The country's biggest company on Wednesday lifted its half year profit, and its forecast payout to farmers.
The co-operative made $459 million in the six months to the end of January, an increase of 33% compared with the same period a year earlier.
The recovery in global dairy prices also prompted Fonterra to lift the forecast farmer payout to $6.12 - comprising $5.80 per kilogram of milk solids and a dividend of 32 cents per share.
Milk collections were up 6% from the same time last year, but the severe drought is expected to result in flat volumes for the current season.
Chief executive Theo Spierings says if volumes go down as fast as anticipated there will be an impact on the second half.
Mr Spierings said non-global dairy trade products did very well in the first half and whole milk powder, which had been the lowest performing product, is now the highest.

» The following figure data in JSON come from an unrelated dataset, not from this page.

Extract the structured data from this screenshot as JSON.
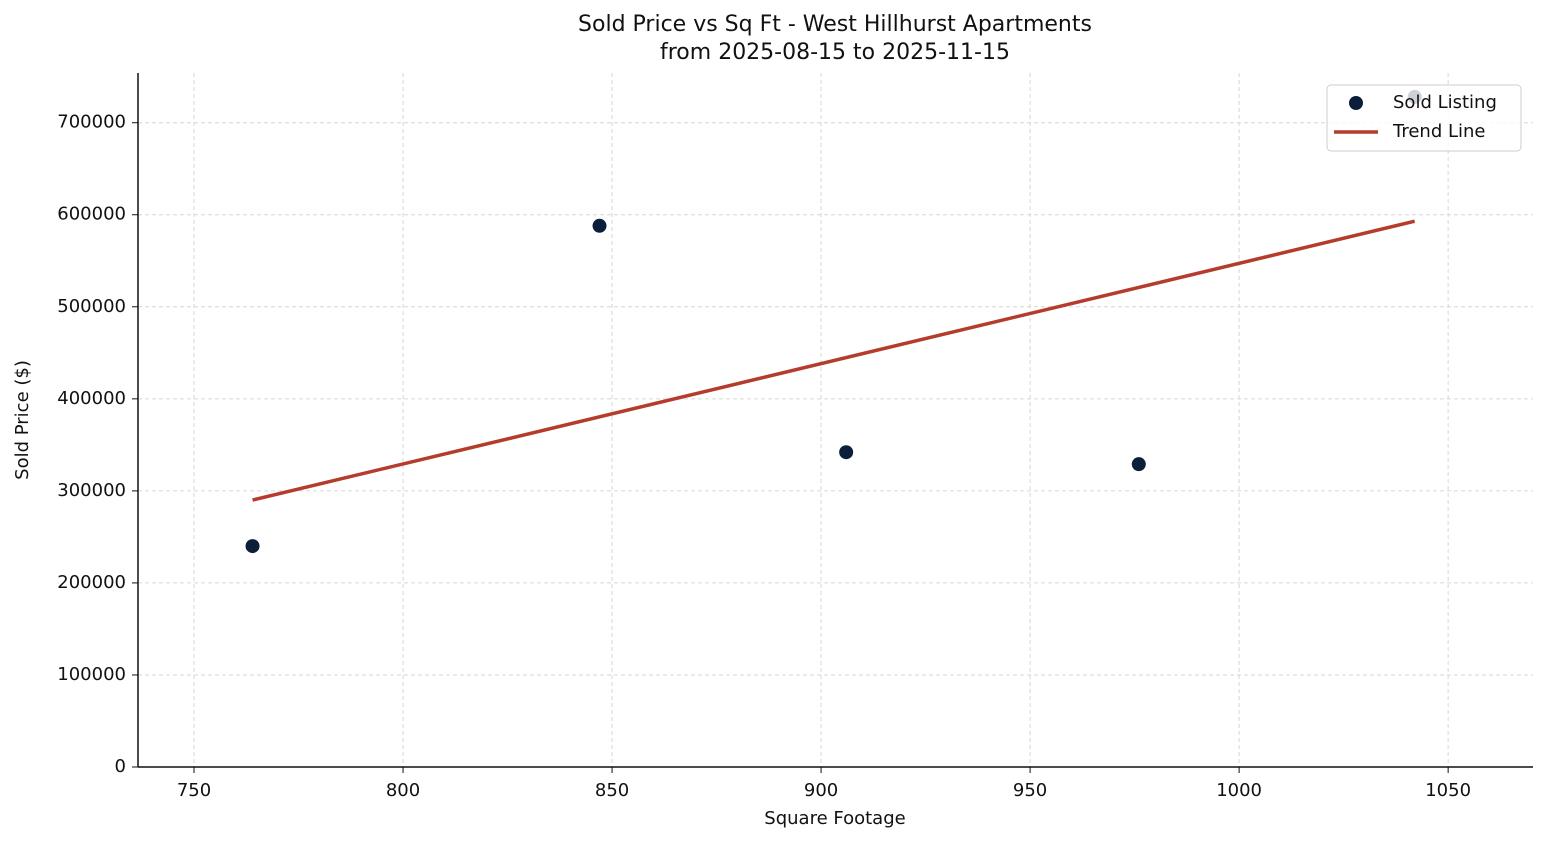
{
  "chart_data": {
    "type": "scatter",
    "title": "Sold Price vs Sq Ft - West Hillhurst Apartments",
    "subtitle": "from 2025-08-15 to 2025-11-15",
    "x_label": "Square Footage",
    "y_label": "Sold Price ($)",
    "series": [
      {
        "name": "Sold Listing",
        "mark": "point",
        "color": "#0b1f3a",
        "x": [
          764,
          847,
          906,
          976,
          1042
        ],
        "values": [
          240000,
          588000,
          342000,
          329000,
          728000
        ]
      },
      {
        "name": "Trend Line",
        "mark": "line",
        "color": "#b53c2c",
        "x": [
          764,
          1042
        ],
        "values": [
          290000,
          593000
        ]
      }
    ],
    "xlim": [
      736.6,
      1070.3
    ],
    "xticks": [
      750,
      800,
      850,
      900,
      950,
      1000,
      1050
    ],
    "ylim": [
      0,
      754000
    ],
    "yticks": [
      0,
      100000,
      200000,
      300000,
      400000,
      500000,
      600000,
      700000
    ],
    "grid": true,
    "legend": "upper right"
  }
}
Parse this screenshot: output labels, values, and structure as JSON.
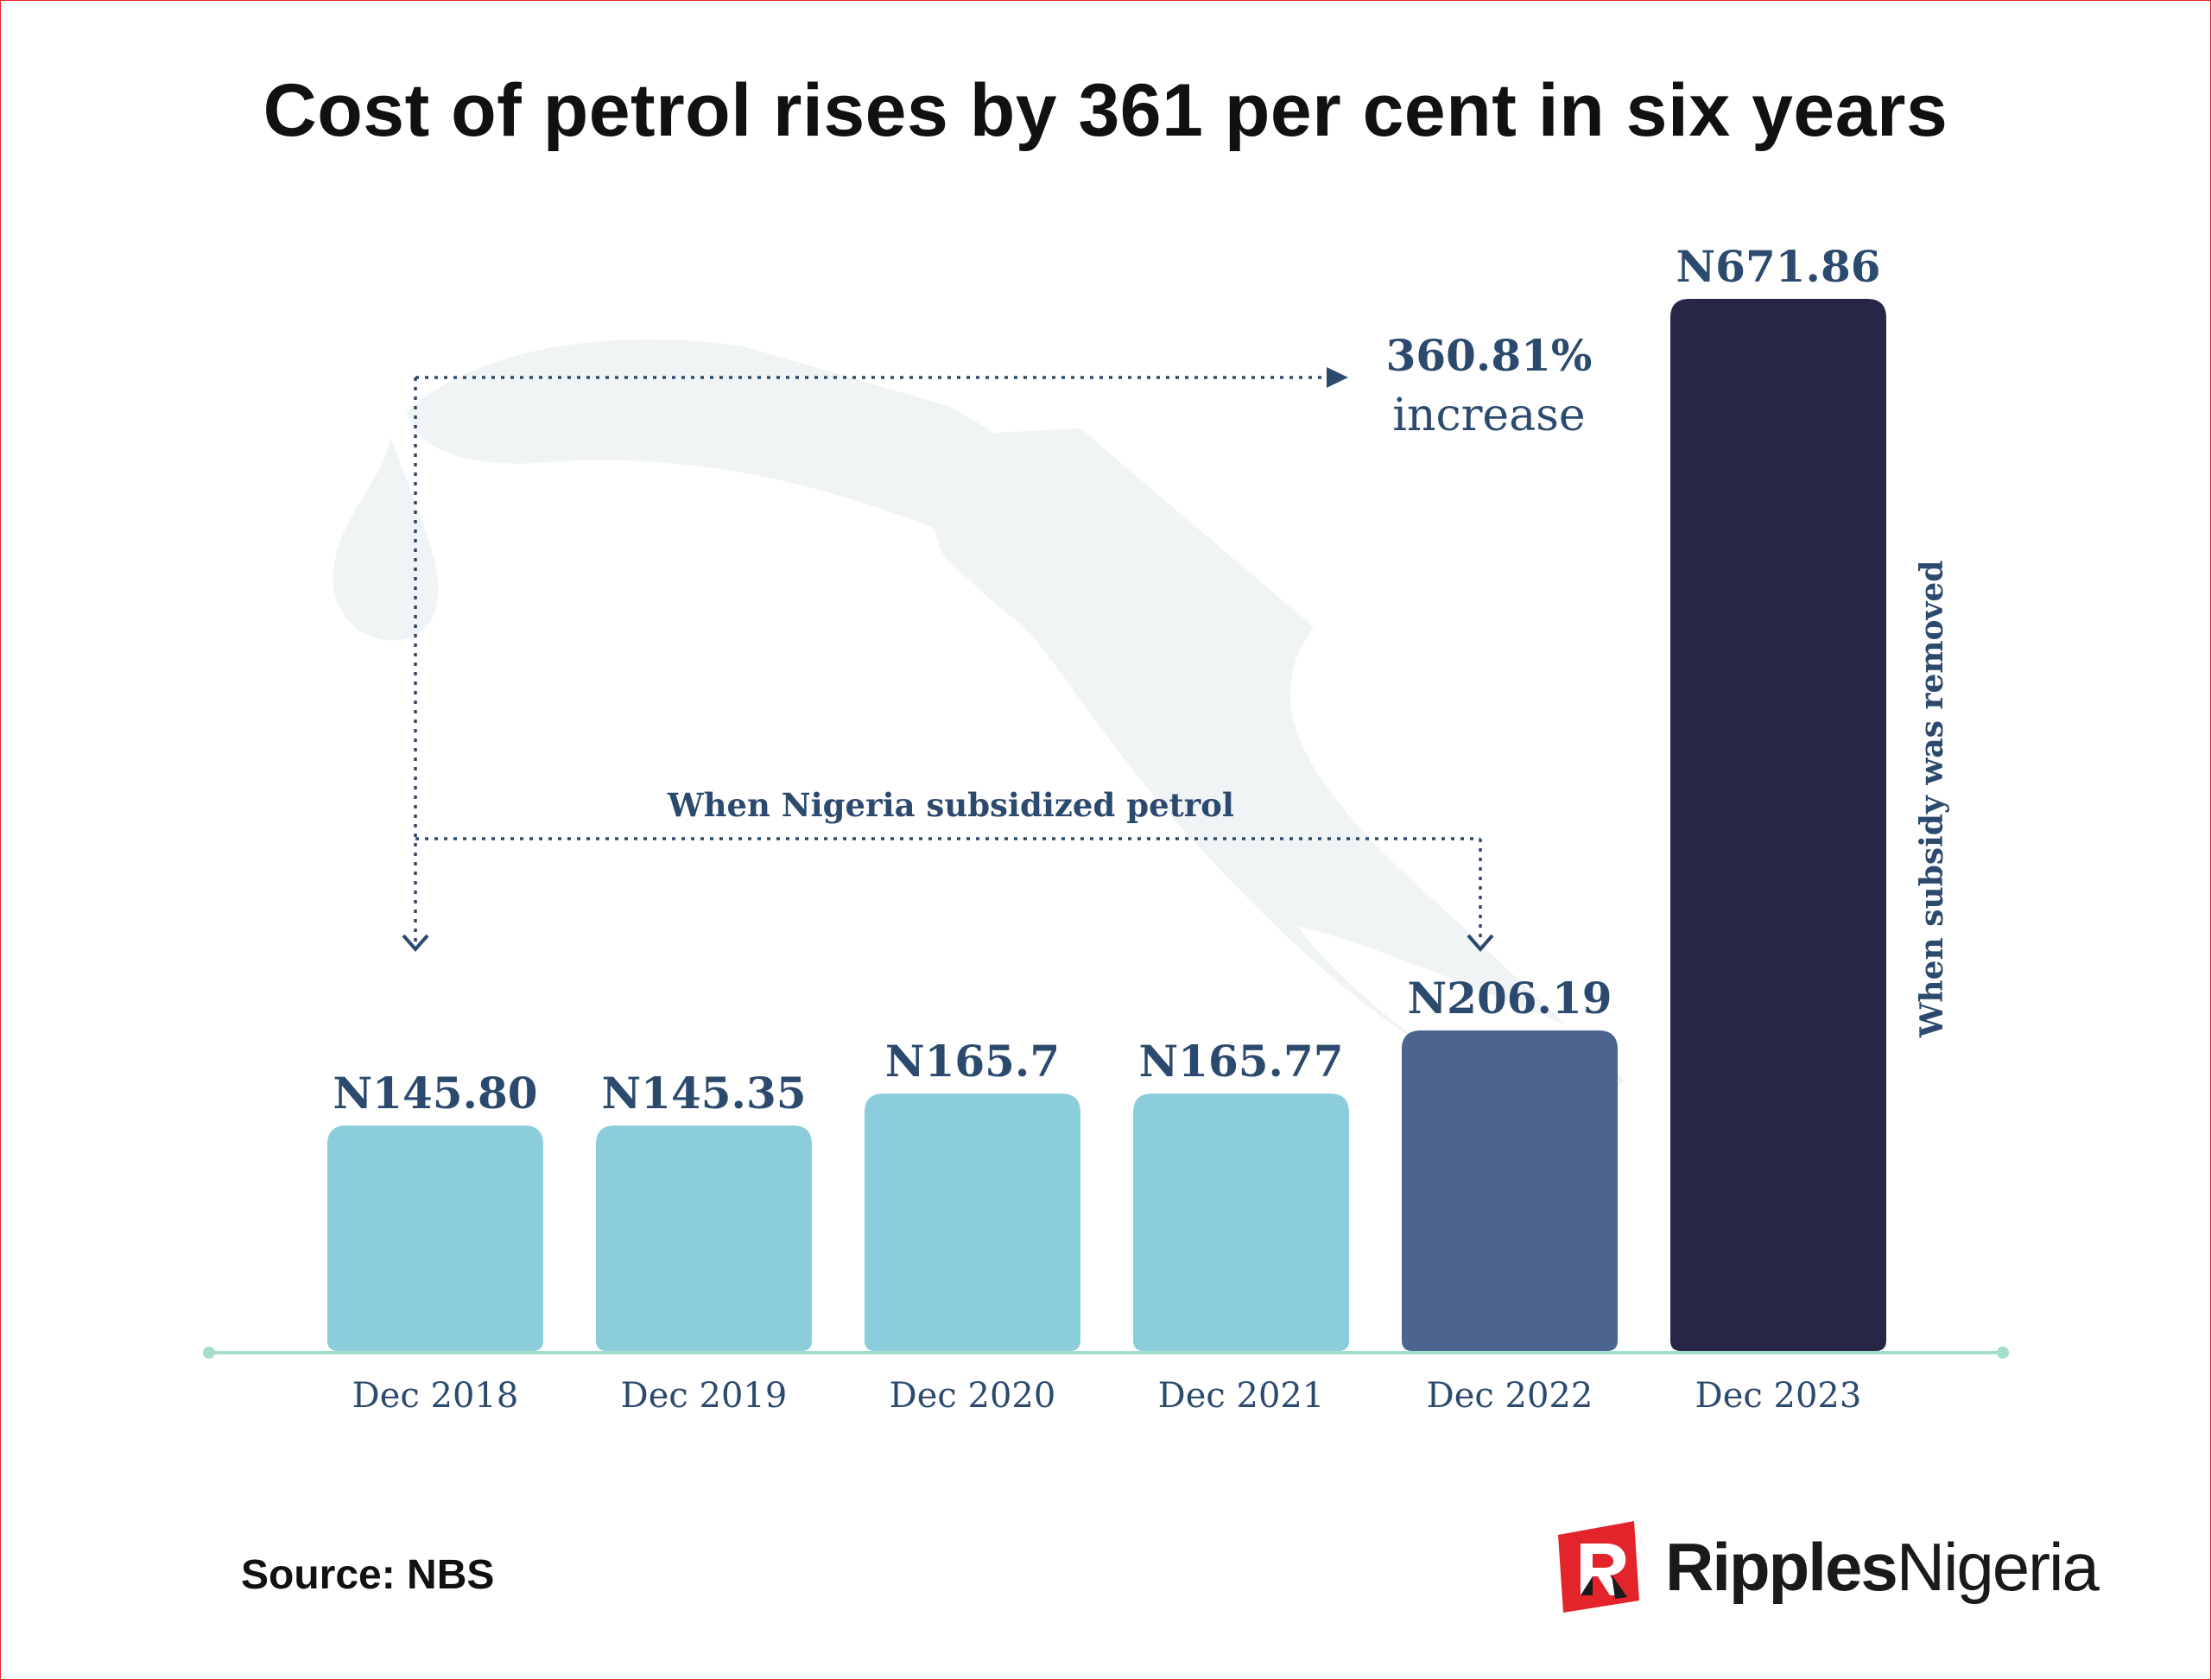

Mr Spierings says if prices stay high it will affect branded businesses around the world.
Brands to be cut
A 65% jump in earnings from Fonterra's commodity business New Zealand Milk Products helped drive sales volumes up by 8%, with strong growth also from Asia and Latin America.
Earnings from New Zealand consumer brands rose slightly but the Australian consumer business is suffering from intense retail competition.
Mr Spierings says brands will be cut as the company reshapes the business which at present has more than 20 brands.
"Ninety per cent of our resources - advertising and promotion and innovation - should go to three or four brands."
Fonterra Shareholders Fund shares rose nearly 6% to $7.45 on Wednesday.